Eisen v. Carlisle & Jacquelin

417 U.S. 156 (1974)

Facts

Eisen (P) filed a class action suit against D on May 2, 1966, on behalf of P and other odd-lot traders on the NYSE. P charged D with violations of antitrust and securities law. Subsequently, the class was limited to those who traded in odd lots from May 1, 1962, to June 30, 1966. P charged that D had monopolized odd lot trading and set the differential at an excessive level in violation of the Sherman Act. P's individual stake in this litigation is a damage award of only $70. A number of cases and a protracted series of litigations resulted in three different cases and appeals. The case was finally granted certiorari after eight years of litigation with essentially no trial on the merits. 


Eisen I: The suit was dismissed, and P appealed; the denial of a class action status is appealable as a final order under ¤1291.


Eisen II: The court of appeals reversed the dismissal of this phase of the litigation; the only potential barrier to maintenance of this class action was the difficulties likely to be encountered in the management of the class. This issue centered around the distribution of any ultimate recovery to the class. The most formidable issue was notice to all the members of the class. P argued that publication notice was sufficient, but D wanted mailed notice. This issue was not decided and remanded for an evidentiary hearing on notice, manageability, adequacy of representation, and any other matter the district court would consider pertinent. 

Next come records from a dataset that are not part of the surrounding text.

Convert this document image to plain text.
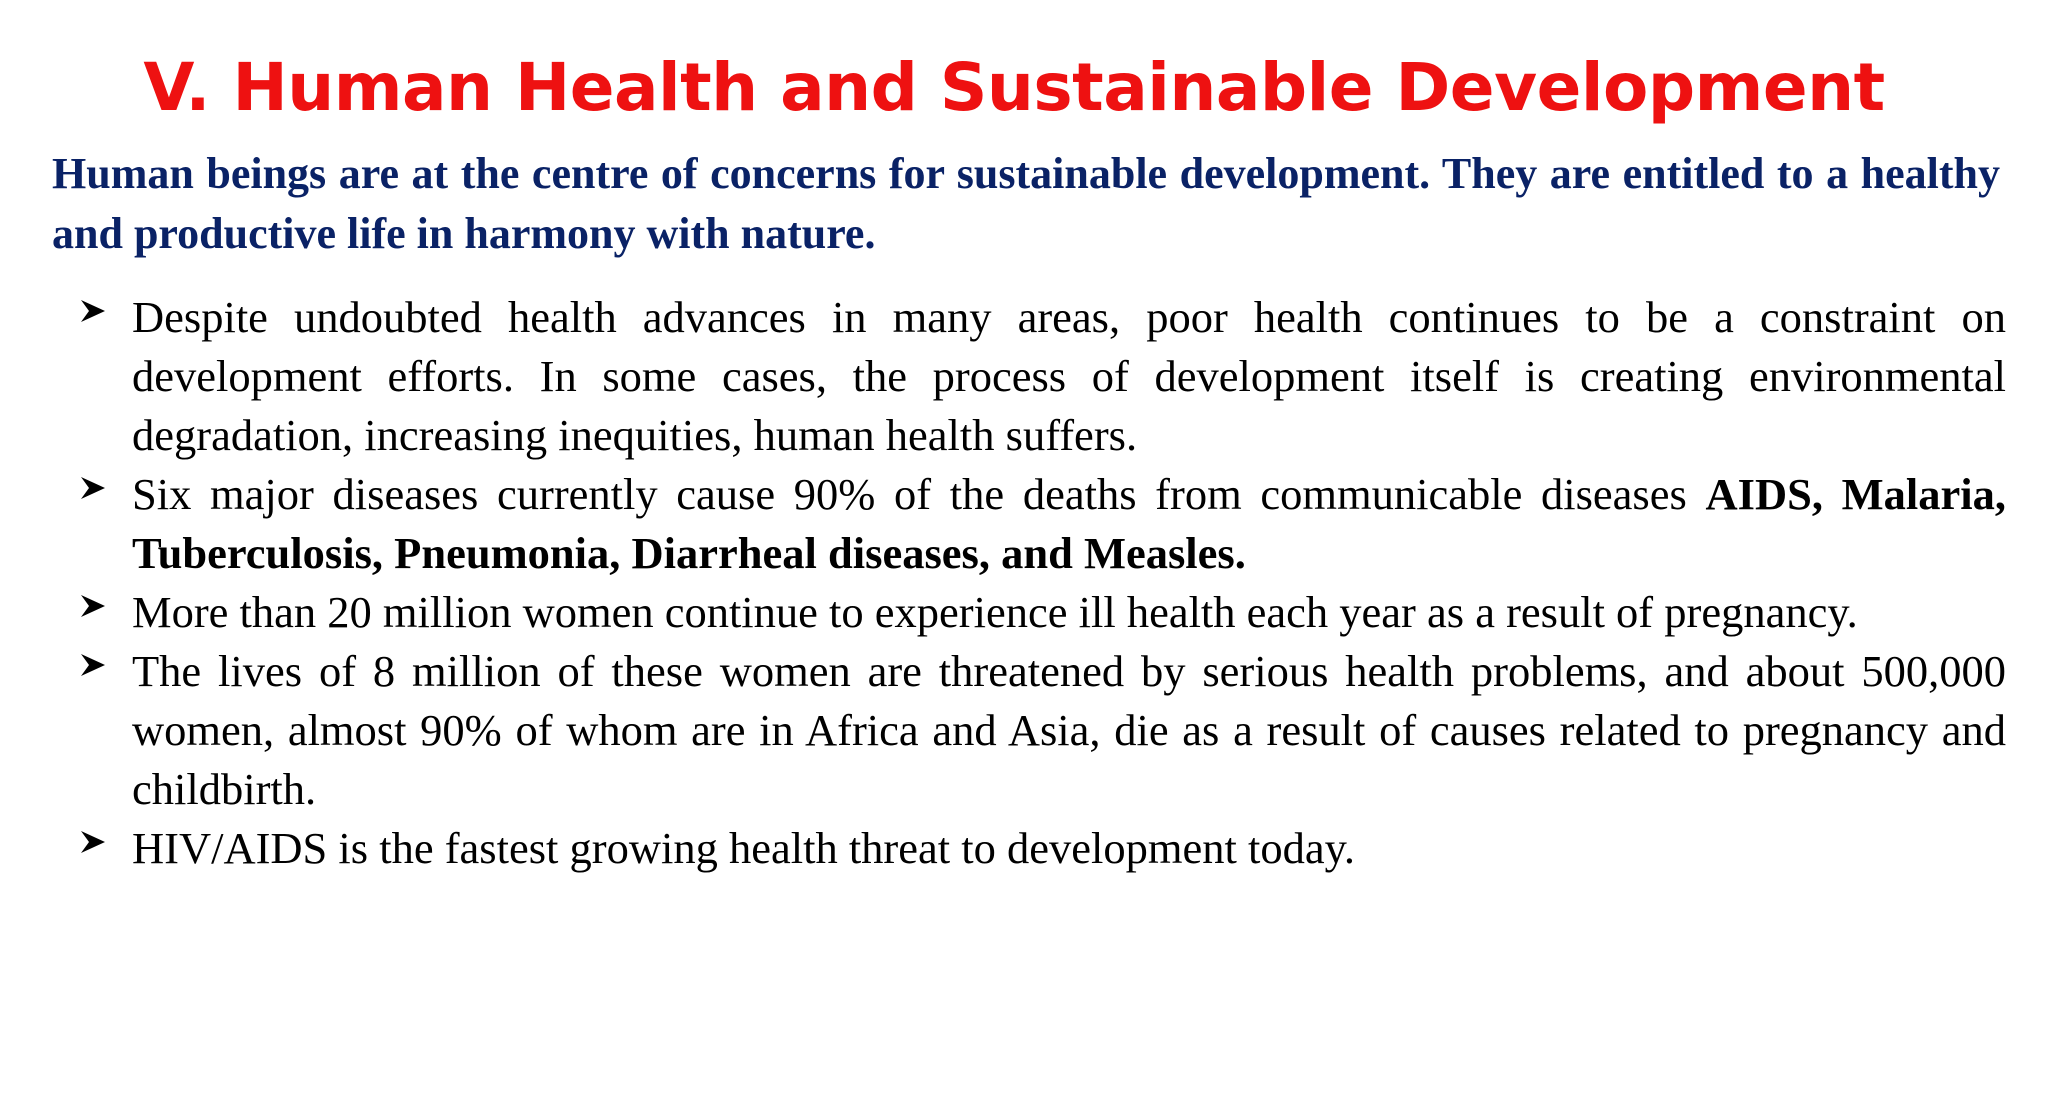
V. Human Health and Sustainable Development
Human beings are at the centre of concerns for sustainable development. They are entitled to a healthy and productive life in harmony with nature.
Despite undoubted health advances in many areas, poor health continues to be a constraint on development efforts. In some cases, the process of development itself is creating environmental degradation, increasing inequities, human health suffers.
Six major diseases currently cause 90% of the deaths from communicable diseases AIDS, Malaria, Tuberculosis, Pneumonia, Diarrheal diseases, and Measles.
More than 20 million women continue to experience ill health each year as a result of pregnancy.
The lives of 8 million of these women are threatened by serious health problems, and about 500,000 women, almost 90% of whom are in Africa and Asia, die as a result of causes related to pregnancy and childbirth.
HIV/AIDS is the fastest growing health threat to development today.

Eisen III: After the evidentiary hearing, the district court allowed the suit to proceed as a class action. The court addressed the issue of sharing in the eventual judgment if any and determined that the recovery would be to a future odd-lot traders because of the prohibitively high cost of computing and awarding multitudinous small damages claims on an individual basis. The notice issue was addressed for the notice of six million class members with two million identified, and the cost of mail notice would be $225,000 and the expense of publication notice to the other four million unidentified members. The court determined that P could use mail notice to firms, commercial banks, trust departments, notice to 2,000 identifiable class members with 10 or more transactions, and notice to 5000 members selected at random and publication in the Wall Street Journal and other newspapers in California and New York; costing $21,720. The court decided to impose 90% of the cost of notice on D if P could show a strong likelihood of success on the merits. The court of appeals opposed the partial notice and that the cost of notice must fall upon P, and rejected the fluid recovery approach and ordered the suit dismissed.